Performance#

Working directly in OPAL allows a wider range of options when modeling data. The following recommendations may give you better performance from your OPAL pipelines.

Limit query time window size#

By default, worksheets read 4 hours of data. Depending on the input dataset, that can be a lot of data. Consider reducing the query time window to 1 hour or less while actively modeling.

Create intermediate datasets#

Where possible, create an intermediate event dataset by publishing partially shaped data as a new event dataset. Queries and further derived datasets typically have to read much less data than if you create them directly on top of the original input dataset.

This technique is especially effective if the intermediate dataset applies a selective filter to the input dataset. For instance, you might pick a subset of input columns with pick_col, or extract JSON paths from an input column before dropping it, or use timechart or statsby to reduce volume.
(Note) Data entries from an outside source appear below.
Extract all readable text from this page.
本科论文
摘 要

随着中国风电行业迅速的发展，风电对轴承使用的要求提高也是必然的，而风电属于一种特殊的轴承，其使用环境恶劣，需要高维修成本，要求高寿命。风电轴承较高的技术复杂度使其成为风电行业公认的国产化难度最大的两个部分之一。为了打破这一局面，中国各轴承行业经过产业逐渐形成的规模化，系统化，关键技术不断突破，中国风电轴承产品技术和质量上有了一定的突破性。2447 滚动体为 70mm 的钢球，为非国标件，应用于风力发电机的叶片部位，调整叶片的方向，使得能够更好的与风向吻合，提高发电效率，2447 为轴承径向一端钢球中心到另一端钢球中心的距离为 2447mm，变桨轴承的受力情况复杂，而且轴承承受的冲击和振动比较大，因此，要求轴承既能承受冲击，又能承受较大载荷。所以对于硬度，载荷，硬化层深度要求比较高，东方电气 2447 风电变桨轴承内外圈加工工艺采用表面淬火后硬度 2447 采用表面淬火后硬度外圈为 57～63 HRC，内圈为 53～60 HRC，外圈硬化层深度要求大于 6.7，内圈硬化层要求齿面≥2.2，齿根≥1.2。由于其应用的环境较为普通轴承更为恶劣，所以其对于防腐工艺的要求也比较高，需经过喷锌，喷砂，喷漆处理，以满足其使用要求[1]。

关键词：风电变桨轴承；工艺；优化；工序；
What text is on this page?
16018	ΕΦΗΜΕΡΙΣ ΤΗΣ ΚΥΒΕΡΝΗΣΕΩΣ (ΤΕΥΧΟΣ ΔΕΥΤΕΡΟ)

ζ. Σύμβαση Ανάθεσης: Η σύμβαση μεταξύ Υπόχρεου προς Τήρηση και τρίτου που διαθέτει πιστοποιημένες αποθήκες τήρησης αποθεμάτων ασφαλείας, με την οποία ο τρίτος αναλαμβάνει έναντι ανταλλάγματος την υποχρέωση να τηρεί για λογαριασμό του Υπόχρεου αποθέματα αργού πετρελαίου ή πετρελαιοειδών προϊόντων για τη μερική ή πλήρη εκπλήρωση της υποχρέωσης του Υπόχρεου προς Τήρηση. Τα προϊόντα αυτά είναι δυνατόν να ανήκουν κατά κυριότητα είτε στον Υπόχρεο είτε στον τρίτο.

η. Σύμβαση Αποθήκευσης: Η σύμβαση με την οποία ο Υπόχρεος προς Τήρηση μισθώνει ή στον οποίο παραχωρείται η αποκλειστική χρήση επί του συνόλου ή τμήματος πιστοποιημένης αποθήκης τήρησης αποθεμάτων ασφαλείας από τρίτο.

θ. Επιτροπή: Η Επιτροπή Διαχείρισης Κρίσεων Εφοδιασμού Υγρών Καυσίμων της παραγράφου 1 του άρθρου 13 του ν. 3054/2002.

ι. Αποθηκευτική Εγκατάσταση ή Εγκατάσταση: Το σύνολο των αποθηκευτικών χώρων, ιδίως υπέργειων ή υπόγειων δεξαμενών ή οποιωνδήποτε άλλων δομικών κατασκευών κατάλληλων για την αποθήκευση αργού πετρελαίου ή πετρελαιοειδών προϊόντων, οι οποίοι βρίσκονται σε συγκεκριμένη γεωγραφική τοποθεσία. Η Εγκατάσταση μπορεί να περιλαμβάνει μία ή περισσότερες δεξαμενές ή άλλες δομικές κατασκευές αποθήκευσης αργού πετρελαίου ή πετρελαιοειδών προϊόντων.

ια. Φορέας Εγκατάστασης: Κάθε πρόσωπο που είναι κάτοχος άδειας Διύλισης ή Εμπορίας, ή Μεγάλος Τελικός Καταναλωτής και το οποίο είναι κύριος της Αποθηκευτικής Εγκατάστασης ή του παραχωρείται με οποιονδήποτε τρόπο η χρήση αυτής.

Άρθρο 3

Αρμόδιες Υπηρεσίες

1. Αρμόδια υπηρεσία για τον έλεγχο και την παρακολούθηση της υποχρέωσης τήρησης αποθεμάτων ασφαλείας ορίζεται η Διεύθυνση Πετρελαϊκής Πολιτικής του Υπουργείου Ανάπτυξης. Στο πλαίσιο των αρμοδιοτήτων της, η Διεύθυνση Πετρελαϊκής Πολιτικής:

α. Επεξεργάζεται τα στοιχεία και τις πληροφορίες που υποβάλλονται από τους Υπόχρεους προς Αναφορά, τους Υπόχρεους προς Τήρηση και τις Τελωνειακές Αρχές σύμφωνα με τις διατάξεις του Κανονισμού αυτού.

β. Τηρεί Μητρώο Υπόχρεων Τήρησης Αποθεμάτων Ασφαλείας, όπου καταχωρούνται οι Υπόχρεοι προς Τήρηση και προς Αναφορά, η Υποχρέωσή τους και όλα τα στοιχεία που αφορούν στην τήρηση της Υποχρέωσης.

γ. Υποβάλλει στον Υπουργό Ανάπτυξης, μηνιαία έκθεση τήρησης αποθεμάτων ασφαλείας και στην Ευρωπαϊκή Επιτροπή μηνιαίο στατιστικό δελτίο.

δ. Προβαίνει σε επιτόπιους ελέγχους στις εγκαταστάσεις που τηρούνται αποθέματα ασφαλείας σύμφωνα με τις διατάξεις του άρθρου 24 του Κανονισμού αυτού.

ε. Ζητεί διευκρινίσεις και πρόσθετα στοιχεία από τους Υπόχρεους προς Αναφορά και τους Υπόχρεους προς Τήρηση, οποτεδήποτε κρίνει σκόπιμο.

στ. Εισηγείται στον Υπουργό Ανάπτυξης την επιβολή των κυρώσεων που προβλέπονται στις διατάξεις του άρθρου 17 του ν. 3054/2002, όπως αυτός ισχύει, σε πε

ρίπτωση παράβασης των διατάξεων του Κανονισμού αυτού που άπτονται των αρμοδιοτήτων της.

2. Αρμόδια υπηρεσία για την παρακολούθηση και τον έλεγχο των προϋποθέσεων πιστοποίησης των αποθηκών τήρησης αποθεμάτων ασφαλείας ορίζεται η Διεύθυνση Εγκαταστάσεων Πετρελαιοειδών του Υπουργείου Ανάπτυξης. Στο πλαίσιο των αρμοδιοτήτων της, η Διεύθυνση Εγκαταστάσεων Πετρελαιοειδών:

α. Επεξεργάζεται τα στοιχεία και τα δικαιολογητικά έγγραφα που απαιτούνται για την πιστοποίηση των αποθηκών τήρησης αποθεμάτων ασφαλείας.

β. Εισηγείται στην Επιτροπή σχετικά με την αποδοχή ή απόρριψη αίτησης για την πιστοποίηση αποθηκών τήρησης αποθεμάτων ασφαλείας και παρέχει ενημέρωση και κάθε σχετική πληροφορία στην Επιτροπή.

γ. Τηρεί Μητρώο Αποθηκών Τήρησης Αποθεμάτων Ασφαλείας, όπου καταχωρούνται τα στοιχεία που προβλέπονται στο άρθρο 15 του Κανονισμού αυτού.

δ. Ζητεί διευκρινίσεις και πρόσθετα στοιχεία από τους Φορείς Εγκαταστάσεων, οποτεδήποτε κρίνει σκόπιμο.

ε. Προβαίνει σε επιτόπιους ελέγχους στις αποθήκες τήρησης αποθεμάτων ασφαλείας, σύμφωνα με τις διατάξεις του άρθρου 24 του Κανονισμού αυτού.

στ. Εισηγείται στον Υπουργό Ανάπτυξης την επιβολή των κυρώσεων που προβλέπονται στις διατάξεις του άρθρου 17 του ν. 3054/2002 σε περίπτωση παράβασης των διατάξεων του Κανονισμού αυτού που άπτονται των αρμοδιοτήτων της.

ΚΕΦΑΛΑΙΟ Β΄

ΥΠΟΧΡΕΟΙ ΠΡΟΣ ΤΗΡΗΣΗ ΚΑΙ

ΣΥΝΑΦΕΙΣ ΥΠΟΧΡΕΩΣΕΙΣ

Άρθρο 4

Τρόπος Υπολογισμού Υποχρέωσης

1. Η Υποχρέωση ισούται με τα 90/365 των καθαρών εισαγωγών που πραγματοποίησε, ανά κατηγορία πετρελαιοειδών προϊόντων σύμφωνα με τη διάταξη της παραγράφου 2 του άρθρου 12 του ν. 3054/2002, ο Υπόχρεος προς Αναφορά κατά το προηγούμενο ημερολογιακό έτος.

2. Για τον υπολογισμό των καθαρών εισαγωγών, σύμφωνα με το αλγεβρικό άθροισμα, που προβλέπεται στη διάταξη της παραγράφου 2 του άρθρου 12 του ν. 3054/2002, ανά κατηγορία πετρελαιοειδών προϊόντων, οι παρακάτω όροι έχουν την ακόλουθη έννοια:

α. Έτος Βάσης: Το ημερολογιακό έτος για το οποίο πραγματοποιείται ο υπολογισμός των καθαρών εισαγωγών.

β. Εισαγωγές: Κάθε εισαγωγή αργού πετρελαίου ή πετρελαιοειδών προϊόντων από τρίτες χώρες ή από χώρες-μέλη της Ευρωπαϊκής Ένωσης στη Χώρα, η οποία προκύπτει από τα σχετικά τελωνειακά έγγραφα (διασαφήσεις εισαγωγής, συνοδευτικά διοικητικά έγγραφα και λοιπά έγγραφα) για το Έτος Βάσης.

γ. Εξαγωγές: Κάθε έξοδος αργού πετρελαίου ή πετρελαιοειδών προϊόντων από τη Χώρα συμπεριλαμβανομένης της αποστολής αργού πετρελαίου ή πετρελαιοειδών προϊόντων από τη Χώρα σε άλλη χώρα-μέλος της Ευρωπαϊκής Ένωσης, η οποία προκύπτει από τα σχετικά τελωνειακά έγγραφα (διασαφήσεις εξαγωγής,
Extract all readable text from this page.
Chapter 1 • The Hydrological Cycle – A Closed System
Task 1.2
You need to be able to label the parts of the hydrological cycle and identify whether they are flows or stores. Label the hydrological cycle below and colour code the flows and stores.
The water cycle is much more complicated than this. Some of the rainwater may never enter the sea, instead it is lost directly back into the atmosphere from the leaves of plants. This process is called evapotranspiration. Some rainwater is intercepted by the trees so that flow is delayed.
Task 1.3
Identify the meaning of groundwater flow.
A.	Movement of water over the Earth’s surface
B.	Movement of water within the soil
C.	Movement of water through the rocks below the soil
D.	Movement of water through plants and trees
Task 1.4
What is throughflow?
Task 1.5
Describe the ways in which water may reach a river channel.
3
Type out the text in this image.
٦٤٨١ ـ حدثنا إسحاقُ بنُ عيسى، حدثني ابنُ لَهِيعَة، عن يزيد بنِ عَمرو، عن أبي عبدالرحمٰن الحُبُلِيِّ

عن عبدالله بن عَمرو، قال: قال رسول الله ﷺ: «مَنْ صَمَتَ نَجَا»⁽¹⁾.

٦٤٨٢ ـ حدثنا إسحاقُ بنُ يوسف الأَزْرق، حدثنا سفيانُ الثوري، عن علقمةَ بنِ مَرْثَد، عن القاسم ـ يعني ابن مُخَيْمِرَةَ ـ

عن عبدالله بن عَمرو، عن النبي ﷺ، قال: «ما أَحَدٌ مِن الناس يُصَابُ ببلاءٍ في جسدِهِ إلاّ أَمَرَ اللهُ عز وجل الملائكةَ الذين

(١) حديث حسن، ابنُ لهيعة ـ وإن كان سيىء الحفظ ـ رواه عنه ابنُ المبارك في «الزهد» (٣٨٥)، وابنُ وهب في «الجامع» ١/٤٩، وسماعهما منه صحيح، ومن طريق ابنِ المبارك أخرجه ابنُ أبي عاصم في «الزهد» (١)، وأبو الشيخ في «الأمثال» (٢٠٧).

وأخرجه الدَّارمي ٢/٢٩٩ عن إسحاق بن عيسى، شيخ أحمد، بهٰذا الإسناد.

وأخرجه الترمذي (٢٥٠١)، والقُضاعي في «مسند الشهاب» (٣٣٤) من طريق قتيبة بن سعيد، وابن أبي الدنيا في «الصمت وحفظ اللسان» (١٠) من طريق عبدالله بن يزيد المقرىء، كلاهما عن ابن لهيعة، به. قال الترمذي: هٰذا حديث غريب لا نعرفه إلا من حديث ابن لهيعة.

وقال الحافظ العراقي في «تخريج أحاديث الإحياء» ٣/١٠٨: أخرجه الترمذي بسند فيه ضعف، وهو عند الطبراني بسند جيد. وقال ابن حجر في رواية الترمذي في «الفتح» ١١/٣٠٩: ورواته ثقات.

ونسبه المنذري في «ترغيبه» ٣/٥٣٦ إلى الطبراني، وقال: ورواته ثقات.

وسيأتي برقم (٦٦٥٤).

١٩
A field extracted from a JSON column has the type of variant. Processing variant values can be significantly more expensive in query execution and transform execution. Observe recommends casting fields that are extracted from a JSON column to an explicit type (for instance, use make_col cluster_uid:string(FIELDS.cluster_uid) instead of make_col cluster_uid:FIELDS.cluster_uid).

Limit make_resource time range#

By default, the make_resource verb reads a large time range of input events, 24 hours. The reason for this behavior is that make_resource must compute the state of each resource at the beginning of the query time range, and, by default, it looks for events up to 24 hours in the past. Thus, a query with make_resource that has a query time range of 4 hours actually reads at least 28 hours of input data.

24+ hours can be a lot of data, especially if the input dataset is a source dataset from a Datastream. So especially avoid defining resource datasets directly on source datasets and create filtered down intermediary datasets instead.

Most resource types receive events much more frequently than every 24 hours. We recommend adding options(expiry:duration_hr(...)) to your make_resource command to reduce its lookback where appropriate.

For example, if it is known that the live instances of some resource dataset receive events at least every 15 minutes, it would be appropriate to set the resource expiration to 1 hour, thereby greatly reducing the amount of data read by make_resource:

make_resource options(expiry:duration_hr(1)), col1:col1, primary_key(pk1, pk2)

Always do filtering verbs (filter, ever, exists) earlier in an OPAL script#

These verbs reduce the data volume and make downstream operations faster. Our optimizer strives to automatically perform this optimization, but it is still a good practice to do it manually.

Do

filter stream="stderr"
make_col kvs:parse_kvs(log)
make_col cid:string(kvs.customer_id)

Don’t

make_col kvs:parse_kvs(log)
make_col cid:string(kvs.customer_id)
filter stream="stderr"

Use flatten_single rather than flatten if you only need single-level flattening#

flatten by default recursively flatten every nested array and object, which is more expensive than flatten_single which only flattens the current level.